Einteilung der Proteinurie
Je nach Ursprung und Art der ausgeschiedenen Proteine wird die Proteinurie weiter unterteilt.
Prärenale (Überlauf-)Proteinurie
Entsteht durch einen massiven Anfall von niedermolekularen Proteinen im Blut, welche die Rückresorptionskapazität der Nierentubuli überschreiten. Typische Beispiele sind Leichtketten beim Plasmozytom (Bence-Jones-Proteinurie) oder Myoglobin bei einer Rhabdomyolyse.
Renale Proteinurie
- Glomeruläre Proteinurie: Die häufigste Form, verursacht durch eine Schädigung der glomerulären Filtrationsbarriere (Schrankenstörung). Charakteristisch ist eine erhöhte Ausscheidung von Albumin. Man unterscheidet eine selektive (nur Albumin, Transferrin) von einer nicht-selektiven Form (zusätzlich größere Proteine wie IgG).
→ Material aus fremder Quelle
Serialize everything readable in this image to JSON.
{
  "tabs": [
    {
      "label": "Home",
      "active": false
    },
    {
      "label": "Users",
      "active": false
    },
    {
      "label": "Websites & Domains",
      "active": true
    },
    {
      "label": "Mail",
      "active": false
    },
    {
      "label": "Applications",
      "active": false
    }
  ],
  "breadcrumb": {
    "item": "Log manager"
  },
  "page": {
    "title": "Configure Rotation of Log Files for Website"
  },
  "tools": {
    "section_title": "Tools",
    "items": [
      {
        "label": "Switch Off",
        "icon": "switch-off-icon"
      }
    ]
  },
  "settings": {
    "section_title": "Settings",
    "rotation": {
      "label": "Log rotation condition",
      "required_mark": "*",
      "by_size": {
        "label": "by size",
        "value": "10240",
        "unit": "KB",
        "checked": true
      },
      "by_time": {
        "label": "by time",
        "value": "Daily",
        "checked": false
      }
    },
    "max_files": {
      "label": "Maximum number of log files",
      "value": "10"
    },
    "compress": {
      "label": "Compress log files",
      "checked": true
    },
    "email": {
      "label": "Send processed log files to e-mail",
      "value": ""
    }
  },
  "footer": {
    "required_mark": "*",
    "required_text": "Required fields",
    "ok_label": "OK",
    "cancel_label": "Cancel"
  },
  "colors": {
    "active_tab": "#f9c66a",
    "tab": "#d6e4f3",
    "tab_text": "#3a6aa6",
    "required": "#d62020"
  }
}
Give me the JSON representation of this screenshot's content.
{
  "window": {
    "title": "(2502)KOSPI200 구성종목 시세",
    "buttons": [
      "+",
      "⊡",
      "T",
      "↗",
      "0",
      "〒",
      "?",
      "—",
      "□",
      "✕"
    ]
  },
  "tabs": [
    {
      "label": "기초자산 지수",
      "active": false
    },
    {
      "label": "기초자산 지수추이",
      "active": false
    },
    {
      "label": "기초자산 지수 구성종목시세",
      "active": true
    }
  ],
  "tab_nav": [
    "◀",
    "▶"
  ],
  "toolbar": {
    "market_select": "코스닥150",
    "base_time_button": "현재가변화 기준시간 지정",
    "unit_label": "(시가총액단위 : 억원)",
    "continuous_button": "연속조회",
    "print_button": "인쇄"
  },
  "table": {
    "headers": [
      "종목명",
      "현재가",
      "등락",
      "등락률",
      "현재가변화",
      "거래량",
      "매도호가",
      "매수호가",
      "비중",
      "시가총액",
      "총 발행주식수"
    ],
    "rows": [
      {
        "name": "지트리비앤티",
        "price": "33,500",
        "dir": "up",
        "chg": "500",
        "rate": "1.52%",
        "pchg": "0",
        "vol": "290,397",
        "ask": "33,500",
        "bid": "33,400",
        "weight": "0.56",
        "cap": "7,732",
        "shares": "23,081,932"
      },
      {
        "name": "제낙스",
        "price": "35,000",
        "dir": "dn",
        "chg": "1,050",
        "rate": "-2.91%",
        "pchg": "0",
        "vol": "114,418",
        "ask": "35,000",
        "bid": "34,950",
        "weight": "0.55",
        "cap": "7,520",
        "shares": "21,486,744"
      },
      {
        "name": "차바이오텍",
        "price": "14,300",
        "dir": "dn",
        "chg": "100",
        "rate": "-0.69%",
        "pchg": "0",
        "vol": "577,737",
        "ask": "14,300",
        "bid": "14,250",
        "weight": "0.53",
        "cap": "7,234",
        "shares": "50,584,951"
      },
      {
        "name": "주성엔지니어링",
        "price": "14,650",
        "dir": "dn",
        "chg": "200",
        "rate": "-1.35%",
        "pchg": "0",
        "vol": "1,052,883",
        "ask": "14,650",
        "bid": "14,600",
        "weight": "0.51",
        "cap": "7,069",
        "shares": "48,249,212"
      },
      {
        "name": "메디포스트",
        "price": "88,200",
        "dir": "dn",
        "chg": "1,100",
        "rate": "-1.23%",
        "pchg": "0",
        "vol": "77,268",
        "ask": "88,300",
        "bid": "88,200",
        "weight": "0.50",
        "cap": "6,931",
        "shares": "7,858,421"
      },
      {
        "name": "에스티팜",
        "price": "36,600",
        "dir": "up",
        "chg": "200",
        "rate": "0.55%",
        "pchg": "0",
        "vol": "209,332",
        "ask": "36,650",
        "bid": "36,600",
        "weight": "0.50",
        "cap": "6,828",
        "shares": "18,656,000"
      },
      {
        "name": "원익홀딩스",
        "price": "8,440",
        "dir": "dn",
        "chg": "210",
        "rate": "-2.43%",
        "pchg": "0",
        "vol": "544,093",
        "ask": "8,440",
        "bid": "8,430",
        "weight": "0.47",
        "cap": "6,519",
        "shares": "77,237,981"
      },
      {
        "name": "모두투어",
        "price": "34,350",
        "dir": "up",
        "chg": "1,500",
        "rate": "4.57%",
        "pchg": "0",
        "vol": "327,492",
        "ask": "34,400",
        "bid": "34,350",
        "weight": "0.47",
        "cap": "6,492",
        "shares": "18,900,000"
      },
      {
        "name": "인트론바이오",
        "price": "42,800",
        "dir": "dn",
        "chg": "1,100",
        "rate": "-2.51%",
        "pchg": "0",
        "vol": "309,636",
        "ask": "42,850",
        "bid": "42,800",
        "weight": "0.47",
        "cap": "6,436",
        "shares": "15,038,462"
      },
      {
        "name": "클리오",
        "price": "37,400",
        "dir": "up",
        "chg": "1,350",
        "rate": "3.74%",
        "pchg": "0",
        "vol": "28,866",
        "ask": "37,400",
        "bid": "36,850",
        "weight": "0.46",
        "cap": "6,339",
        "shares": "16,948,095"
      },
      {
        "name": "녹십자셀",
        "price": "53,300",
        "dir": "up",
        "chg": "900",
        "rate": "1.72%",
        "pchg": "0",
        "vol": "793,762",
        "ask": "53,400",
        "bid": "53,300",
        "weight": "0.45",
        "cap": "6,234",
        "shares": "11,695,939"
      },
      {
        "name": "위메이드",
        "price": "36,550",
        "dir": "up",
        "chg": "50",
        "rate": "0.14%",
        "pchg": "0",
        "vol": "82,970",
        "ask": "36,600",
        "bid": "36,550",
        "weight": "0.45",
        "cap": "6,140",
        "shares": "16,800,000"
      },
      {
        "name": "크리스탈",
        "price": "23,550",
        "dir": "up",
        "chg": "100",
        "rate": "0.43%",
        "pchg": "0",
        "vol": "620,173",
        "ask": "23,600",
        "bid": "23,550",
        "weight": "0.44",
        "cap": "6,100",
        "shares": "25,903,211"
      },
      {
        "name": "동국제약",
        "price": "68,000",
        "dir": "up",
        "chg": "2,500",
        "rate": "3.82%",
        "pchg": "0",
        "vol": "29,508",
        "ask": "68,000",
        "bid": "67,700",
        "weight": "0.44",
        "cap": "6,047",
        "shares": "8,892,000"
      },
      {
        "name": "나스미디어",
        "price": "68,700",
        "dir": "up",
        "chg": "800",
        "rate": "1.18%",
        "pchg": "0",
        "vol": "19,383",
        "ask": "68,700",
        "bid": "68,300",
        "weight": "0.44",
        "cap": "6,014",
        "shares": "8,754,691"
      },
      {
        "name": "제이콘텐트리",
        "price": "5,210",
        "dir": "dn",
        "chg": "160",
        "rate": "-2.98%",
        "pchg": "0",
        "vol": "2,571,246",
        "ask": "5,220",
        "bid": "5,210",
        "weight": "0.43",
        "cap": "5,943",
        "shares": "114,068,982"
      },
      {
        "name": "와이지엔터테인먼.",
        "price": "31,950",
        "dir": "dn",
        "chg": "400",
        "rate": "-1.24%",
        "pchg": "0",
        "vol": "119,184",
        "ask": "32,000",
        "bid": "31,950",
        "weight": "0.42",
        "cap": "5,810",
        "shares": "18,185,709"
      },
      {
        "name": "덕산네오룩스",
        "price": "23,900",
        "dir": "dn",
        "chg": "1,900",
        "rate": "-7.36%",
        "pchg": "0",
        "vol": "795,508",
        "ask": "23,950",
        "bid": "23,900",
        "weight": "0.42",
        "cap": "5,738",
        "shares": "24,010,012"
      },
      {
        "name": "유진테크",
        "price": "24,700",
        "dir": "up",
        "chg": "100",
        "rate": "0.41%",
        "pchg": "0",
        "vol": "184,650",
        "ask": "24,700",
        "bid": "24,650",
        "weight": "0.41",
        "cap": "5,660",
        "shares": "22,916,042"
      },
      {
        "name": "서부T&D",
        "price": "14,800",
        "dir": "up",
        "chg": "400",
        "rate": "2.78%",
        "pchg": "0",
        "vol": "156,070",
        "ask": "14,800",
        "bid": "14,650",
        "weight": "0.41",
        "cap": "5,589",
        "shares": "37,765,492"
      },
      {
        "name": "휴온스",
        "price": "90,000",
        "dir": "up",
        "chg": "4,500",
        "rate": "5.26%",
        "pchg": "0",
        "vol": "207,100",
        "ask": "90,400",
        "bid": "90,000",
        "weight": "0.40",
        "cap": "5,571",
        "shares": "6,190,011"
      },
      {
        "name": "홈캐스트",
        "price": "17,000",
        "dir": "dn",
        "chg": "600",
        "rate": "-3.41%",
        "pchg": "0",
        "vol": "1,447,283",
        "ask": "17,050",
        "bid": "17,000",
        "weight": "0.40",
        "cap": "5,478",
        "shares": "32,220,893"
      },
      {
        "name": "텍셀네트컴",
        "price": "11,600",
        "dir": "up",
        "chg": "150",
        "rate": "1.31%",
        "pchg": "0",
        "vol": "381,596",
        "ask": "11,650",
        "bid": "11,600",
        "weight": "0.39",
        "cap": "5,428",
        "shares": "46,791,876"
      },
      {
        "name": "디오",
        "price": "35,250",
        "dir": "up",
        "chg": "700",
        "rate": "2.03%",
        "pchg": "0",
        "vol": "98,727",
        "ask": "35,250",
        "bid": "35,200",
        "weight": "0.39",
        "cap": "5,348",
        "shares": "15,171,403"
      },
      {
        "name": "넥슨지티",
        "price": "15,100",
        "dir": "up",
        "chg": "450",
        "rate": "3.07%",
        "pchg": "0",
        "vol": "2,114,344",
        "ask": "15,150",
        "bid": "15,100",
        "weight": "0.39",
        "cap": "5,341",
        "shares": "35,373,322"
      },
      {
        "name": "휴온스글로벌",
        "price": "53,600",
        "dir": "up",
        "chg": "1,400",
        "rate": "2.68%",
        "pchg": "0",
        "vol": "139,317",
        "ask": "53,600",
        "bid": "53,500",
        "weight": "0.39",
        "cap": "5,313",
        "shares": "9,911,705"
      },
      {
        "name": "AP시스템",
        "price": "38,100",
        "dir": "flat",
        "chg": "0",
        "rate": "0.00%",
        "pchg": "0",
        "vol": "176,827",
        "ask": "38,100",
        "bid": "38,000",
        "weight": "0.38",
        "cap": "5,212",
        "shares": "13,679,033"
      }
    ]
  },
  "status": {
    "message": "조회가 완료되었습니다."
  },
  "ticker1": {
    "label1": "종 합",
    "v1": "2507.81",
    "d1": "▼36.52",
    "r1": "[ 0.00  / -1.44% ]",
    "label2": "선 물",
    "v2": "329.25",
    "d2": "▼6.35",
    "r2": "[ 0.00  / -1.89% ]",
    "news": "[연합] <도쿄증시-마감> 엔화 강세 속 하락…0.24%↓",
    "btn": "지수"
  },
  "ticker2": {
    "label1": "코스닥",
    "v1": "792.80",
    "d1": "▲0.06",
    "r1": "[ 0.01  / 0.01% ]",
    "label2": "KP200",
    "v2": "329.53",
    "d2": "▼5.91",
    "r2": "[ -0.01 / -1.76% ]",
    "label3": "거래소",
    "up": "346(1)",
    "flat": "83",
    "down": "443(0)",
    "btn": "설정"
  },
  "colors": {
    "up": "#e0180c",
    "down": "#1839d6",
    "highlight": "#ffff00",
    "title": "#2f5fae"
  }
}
- Tubuläre Proteinurie: Entsteht durch eine gestörte Rückresorption von normal filtrierten, niedermolekularen Proteinen im Tubulussystem. Charakteristisch ist hier die Ausscheidung von Alpha-1-Mikroglobulin.
Diagnostik
Die Diagnostik beginnt in der Regel mit einem Urin-Teststreifen, erfordert zur genauen Quantifizierung und Differenzierung jedoch weitere Laboruntersuchungen.
Urin-Teststreifen
Konventionelle Teststreifen reagieren primär auf Albumin und sind erst ab Konzentrationen von ca. 300 mg/l positiv. Sie können somit eine Makroalbuminurie nachweisen.
- Diagnostische Lücke: Standard-Teststreifen erfassen eine Mikroalbuminurie nicht. Ebenso werden niedermolekulare Proteine, wie die Leichtketten beim Multiplen Myelom (Bence-Jones-Proteine), nicht detektiert. Bei entsprechendem Verdacht sind spezifische Tests erforderlich.
Weiterführende Diagnostik
Zur genauen Bestimmung der Proteinmenge wird der Protein-Kreatinin-Quotient im Spontanurin oder die Messung im 24-Stunden-Sammelurin verwendet. Eine Urin-Elektrophorese kann helfen, zwischen glomerulärer und tubulärer Proteinurie zu unterscheiden oder Paraproteine nachzuweisen.
Therapie
Die Behandlung der Proteinurie richtet sich konsequent nach der zugrundeliegenden Ursache. Die Therapie der Grunderkrankung steht im Vordergrund, um eine weitere Schädigung der Nieren zu verhindern oder zu verlangsamen.